A shameful slice of Johnstown history
“BANISHED FROM JOHNSTOWN: RACIST BACKLASH IN PENNSYLVANIA (AMERICAN HERITAGE)”
By Cody McDevitt The History Press ($23.99)
Labor Day marks the 97th anniversary of the most shameful episode in Cambria County history. On Sept. 7, 1923, Johnstown Mayor Joseph Cauffiel ordered all black people and Mexican people who had lived in the city for fewer than seven years to leave immediately.
Most southwestern Pennsylvanians are unaware of this sorry episode, which has been erased from the public memory through willful amnesia and conscious neglect. Commendably, Cody McDevitt, a former reporter for the Somerset Daily American, has rescued it from the dustbin of history.
His new book, “Banished from Johnstown, Racist Backlash in Pennsylvania,’’ is essential reading — not only for what it says about Johnstown then, but also for what it says about who we are today. Cauffiel’s blatant flouting of the Constitution as well as state and federal laws shows what can happen when legitimate economic, racial and social anxieties are exploited by racist demagogues seeking political advantage.
As Mr. McDevitt notes, many families in the western Pennsylvania counties abutting the Mason-Dixon Line had been sympathetic to the Confederacy during the Civil War. The latent hostility toward African Americans finally exploded into the open immediately after World War I, when black families fled the Jim Crow South seeking safety and greater economic opportunity. More than a million black families had moved North by the 1920s. Johnstown’s African American population swelled from a handful of families to about 3,000 people by 1923. Many of the newcomers were recruited by Bethlehem Steel and other industries to address a labor shortage created by the United States’ strict limitations on European immigration.
The influx of black and Mexican labor from the South infuriated working-class white people. They blamed African Americans and Mexicans for depressing wages and taking their jobs, even though the minority laborers were consigned to the lowest-paying positions.
The seething anger led to the rebirth of the Ku Klux Klan in Pennsylvania and other Northern states. In Johnstown, Klan membership grew to an estimated 1,500 by the 1920s. The Klan was a growing political force.

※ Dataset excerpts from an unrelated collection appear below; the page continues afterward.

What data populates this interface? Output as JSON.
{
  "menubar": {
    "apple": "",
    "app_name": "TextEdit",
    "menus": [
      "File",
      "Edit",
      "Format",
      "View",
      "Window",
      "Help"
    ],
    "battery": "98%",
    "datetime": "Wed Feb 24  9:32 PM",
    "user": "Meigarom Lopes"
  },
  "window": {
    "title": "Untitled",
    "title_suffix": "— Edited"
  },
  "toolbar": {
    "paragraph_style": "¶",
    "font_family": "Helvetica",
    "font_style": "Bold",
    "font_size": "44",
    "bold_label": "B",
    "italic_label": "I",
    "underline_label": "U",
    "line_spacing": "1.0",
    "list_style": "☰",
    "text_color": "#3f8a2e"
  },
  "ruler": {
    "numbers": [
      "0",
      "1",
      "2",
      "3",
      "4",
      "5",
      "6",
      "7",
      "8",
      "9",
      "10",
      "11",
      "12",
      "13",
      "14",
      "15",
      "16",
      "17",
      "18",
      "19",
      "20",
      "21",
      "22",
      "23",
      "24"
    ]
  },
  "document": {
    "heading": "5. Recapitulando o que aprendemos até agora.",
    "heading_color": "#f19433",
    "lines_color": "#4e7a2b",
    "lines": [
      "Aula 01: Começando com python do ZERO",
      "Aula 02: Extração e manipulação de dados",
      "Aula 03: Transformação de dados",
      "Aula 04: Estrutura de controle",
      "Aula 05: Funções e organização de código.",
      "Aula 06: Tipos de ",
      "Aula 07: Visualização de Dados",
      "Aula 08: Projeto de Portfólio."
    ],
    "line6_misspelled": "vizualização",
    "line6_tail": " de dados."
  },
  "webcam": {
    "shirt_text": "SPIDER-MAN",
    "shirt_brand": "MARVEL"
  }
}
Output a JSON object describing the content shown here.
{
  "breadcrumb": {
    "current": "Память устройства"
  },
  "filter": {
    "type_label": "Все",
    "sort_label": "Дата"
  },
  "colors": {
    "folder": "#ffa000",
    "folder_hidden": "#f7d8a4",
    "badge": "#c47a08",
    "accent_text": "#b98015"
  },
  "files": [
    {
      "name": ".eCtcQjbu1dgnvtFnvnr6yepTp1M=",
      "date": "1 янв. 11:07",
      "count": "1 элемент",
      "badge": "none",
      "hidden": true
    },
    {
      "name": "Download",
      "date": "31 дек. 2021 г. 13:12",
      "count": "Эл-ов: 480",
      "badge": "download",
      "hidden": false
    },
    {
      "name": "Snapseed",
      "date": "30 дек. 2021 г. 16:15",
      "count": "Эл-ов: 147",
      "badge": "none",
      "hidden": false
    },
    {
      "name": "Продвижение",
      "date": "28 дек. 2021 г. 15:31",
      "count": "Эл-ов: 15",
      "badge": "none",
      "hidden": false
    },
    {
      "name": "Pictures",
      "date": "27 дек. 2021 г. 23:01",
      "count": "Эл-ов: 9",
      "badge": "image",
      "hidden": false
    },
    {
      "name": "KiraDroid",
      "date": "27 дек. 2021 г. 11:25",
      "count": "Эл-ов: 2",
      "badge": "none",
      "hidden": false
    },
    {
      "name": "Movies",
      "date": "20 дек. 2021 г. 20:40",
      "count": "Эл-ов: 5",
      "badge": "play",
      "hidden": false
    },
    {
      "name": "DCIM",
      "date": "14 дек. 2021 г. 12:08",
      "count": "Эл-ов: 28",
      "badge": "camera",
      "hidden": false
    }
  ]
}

Both of Johnstown’s newspapers, the Democrat and the Tribune, condemned Klan activity. But they stoked racial tensions by highlighting crimes committed by black and Mexican people. News coverage of a crime spike in Rosedale, where most of the African Americans and Mexicans lived in squalor, fed the tinderbox in the summer of 1923. Robert Young provided the spark.
Young, a ne’er-do-well Kentuckian employed at the Cambria Steel Works, got into a loud argument with his wife, accusing her of adultery. Young ran off and got drunk on moonshine. When he returned, a second argument erupted. The police responded. A shootout ensued. Young shot six officers before he was shot dead. Four policemen died.
A week later, Cauffiel — a shady businessman widely suspected of being a
Klansman — issued his edict. He not only ordered all African Americans and Mexicans who had arrived within the past seven years to leave immediately, but also prohibited black people from all public gatherings except for church service, and required all black people visiting the city to register with the mayor or police chief.
McDevitt connects the dot between then and now with subtlety and perspicuity. Cauffiel’s order was clearly illegal, but county, state and federal officials were too cowardly to stop it. The steel companies were silent. Cauffiel demonized black people as violent drug fiends and justified his arrogation of power by declaring: “I’m the one that’s responsible for law and order.’’
When Gov. Gifford Pinchot said he would investigate, Cauffiel lashed out. He denied responsibility, and blamed the governor and the steel companies.
The Pennsylvania Department of Justice issued a censure letter, but it was too little, too late. The damage had been done. An estimated 1,500 or more African Americans had fled Johnstown. Nobody ever determined precisely where they went, but accepted wisdom was that some returned to the South and others moved west to Pittsburgh. (Most of the Mexican people stayed, protected by Bethlehem Steel and the Mexican consul.)
Johnstown’s reputation was shredded. “The Friendly City’’ had become a national and international symbol of racial intolerance. Cauffiel was compared to Mussolini and Russian czars.
Cauffiel’s ethnic cleansing backfired politically. He was soundly defeated in the Sept. 18 primary, finishing a distant fourth. He was re-elected mayor in 1928 but left office two years later following his conviction of perjury and extortion. Cauffiel served 18 months in prison before Gov. Pinchot pardoned him.
Assessing the incident’s impact, Mr. McDevitt sees a community in perpetual denial. There are no monuments or annual commemorations related to Rosedale. Who wants to be reminded grandpa was a racist? But there still are white militias and Klan recruitment fliers and Confederate flags flapping in the Johnstown breeze — a tableau that recalls Faulkner’s timeless observation: “The past is never dead. It’s not even past.’’
Steve Halvonik is a former Post-Gazette reporter and editor who teaches journalism at Point Park University.